You might think, as I did, that you don’t need another book about Nazi Germany, let alone another movie. And yet, here’s The Book Thief, and there’s The Inglorious Basterds (newBrad Pitt movie, though his performance is way overshadowed by Christoph Waltz as Colonel Hans Lander.) Highly recommended. But we’re not talking bout that now. We’re talking about Marcus Zusak’s tale of an orphan in a village outside Munich.
There are a number of stock WWII elements in The Book Thief–nasty Nazi’s, conflicted Germans with a conscience, Jews in the basement. However, here’s something decidedly original–death as the narrator. As an author’s device, death has quite a few advantages. He can be everywhere–past, present, future, in and out of the characters’ minds and hearts just like an omniscient narrator.

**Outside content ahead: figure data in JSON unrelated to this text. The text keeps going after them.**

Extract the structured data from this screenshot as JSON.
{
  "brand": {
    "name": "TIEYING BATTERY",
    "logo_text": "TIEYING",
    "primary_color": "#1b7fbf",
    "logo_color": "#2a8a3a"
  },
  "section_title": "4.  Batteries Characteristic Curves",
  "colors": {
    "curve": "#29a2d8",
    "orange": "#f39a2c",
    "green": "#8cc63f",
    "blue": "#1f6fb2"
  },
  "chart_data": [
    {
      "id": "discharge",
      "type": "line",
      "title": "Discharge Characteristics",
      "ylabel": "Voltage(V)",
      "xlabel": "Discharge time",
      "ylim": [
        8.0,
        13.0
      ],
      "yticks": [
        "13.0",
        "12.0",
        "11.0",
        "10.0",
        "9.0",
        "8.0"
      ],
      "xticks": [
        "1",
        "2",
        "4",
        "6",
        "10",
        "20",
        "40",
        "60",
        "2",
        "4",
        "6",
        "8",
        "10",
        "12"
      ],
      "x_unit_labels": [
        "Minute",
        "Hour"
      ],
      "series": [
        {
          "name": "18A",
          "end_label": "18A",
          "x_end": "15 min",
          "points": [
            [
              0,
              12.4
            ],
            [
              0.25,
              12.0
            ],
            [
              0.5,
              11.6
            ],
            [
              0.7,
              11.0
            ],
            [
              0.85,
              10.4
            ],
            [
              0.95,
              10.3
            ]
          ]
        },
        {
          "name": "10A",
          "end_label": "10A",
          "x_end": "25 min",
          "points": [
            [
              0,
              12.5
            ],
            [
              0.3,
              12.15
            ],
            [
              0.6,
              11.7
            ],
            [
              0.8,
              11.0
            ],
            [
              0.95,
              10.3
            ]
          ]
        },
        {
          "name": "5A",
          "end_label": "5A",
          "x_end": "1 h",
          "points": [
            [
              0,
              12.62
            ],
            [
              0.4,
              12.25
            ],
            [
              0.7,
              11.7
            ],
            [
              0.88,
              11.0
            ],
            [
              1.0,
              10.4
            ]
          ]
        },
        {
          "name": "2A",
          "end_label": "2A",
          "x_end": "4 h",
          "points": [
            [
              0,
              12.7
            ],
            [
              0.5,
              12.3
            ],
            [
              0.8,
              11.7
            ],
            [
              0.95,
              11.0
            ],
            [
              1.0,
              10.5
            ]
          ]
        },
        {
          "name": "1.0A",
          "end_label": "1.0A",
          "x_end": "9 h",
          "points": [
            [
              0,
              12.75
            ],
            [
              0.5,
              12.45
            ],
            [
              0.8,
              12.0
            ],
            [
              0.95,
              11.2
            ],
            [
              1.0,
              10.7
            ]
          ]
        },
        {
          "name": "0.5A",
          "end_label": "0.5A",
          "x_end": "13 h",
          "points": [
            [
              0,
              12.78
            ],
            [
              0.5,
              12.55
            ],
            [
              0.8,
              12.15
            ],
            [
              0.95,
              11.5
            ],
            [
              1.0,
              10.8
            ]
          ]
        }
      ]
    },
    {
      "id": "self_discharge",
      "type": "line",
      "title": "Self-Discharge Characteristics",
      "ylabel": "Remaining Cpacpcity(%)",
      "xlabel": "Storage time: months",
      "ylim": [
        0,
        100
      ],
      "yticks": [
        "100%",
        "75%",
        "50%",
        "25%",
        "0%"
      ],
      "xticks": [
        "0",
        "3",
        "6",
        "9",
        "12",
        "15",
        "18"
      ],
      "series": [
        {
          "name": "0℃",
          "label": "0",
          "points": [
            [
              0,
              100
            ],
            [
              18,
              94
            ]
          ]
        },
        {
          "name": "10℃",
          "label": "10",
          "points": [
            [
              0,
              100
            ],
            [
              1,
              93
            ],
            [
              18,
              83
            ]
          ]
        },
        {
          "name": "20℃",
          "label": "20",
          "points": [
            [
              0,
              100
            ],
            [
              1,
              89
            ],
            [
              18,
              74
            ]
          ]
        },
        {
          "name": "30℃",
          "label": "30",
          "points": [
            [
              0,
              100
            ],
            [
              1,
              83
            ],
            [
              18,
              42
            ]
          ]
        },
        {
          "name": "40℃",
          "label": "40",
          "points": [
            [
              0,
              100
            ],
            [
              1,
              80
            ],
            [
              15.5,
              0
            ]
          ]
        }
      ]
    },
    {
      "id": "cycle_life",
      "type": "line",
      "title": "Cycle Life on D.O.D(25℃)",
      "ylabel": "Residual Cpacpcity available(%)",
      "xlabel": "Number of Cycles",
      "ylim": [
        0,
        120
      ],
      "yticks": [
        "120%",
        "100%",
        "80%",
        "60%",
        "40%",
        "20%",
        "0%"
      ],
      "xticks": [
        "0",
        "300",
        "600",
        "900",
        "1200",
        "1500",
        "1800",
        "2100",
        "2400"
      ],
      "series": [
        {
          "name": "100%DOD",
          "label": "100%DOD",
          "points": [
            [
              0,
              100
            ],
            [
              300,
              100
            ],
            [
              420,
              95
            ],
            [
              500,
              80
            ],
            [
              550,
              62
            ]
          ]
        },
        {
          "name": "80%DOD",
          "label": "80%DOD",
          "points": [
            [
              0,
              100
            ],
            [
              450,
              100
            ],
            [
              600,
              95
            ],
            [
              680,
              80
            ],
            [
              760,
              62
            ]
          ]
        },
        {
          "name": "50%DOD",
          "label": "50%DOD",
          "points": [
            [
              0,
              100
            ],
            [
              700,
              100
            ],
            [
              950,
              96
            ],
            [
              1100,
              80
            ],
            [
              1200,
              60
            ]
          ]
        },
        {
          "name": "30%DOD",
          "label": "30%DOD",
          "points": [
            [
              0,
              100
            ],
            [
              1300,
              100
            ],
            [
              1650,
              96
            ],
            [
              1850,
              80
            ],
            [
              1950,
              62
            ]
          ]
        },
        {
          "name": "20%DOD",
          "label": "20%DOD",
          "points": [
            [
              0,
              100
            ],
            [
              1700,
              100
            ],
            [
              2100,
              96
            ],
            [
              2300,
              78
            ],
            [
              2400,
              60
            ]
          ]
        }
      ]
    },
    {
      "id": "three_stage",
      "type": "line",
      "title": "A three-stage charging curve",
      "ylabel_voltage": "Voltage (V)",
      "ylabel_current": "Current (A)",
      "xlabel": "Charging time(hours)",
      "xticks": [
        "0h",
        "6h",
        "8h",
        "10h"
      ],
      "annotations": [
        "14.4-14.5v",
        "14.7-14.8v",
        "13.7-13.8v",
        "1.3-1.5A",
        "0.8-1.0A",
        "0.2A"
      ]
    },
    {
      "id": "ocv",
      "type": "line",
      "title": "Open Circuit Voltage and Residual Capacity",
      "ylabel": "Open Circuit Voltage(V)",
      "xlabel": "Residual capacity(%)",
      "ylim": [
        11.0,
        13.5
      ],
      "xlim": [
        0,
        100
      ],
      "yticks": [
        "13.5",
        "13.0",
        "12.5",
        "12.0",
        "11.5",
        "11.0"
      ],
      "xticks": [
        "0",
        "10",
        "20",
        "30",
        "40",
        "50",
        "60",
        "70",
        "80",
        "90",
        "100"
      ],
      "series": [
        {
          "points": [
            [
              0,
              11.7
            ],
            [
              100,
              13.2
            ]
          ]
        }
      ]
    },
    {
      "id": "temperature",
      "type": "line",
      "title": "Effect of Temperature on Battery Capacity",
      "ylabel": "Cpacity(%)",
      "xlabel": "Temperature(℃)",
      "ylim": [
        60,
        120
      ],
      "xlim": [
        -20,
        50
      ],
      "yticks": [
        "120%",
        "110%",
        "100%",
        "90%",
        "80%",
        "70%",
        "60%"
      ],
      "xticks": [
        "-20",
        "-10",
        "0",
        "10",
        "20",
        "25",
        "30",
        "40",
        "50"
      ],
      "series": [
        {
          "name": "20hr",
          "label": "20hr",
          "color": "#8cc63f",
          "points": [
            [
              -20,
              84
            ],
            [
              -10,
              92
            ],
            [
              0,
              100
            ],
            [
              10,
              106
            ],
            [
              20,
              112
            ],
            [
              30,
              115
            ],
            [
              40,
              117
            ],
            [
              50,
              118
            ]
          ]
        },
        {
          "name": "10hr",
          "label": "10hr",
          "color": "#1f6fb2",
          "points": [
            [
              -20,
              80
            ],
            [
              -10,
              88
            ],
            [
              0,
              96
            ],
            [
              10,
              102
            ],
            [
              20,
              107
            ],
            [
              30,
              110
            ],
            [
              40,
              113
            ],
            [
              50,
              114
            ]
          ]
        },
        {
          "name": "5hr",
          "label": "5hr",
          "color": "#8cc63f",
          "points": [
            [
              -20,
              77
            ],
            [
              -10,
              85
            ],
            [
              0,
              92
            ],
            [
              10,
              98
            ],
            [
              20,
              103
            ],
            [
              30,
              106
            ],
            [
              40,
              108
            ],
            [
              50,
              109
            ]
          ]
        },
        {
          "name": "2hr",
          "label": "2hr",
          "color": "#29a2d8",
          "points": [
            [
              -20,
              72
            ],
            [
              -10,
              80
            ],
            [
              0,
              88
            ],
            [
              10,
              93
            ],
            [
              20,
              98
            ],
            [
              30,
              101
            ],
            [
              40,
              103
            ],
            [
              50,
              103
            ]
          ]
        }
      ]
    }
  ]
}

Yet, since he’s speaking in the first person, you get a sense of intimacy you can’t get from old Mr. Omniscient. And Zusak makes death an engaging and sympathetic fellow. A guy doing a job, mind you, but with nothing approaching the ghoulishness of a Halloween specter. “I most definitely can be cheerful. I can be amiable. Agreeable. Affable. And that’s only the A’s,” he remarks at the outset. And he lives up to his self-billing.
As for our little orphan fraulein, Lisel, she’s just as engaging and captivating as the narrator telling her story. She finds herself at age 10 living with a pair of foster parents far from her first home. Her little brother dies en route, so now she’s an orphan without siblings. Quite an adjustment. She’s got one prize possession–a book called The Gravedigger’s Handbook, which she snatchs on impuldr more or less as a memento, from the snow near her brother’s body. A lot of good it does her. She’s next to illiterate. Can’t even read the title. A fifth grader sent down to kindergarten to learn read. A Brobdingagian among Lilliputians. Another adjustment. She isn’t doing well. Eventually, as you might expect, words save her, but the road to salvation is a bloody and sorrowful one. Full of monstrous deeds visited upon her as well as sins and errors of her own. I was caught up in every minute of the journey.
Zusak is a bit of a magician with the language. A few examples: [Looking at a group in an air raid shelter] “Stillness was shackled to their faces.” “The sound of the turning page carved them in half.” “her wrinkles were like slander. Her voice was akin to a beating with a stick.” “He stood waist-deep in the icy, Decemberish water.” [wish he’d cut “icy,” don’t you?] Lots of stuff like that. Keeps you smiling throughout, just the word turns.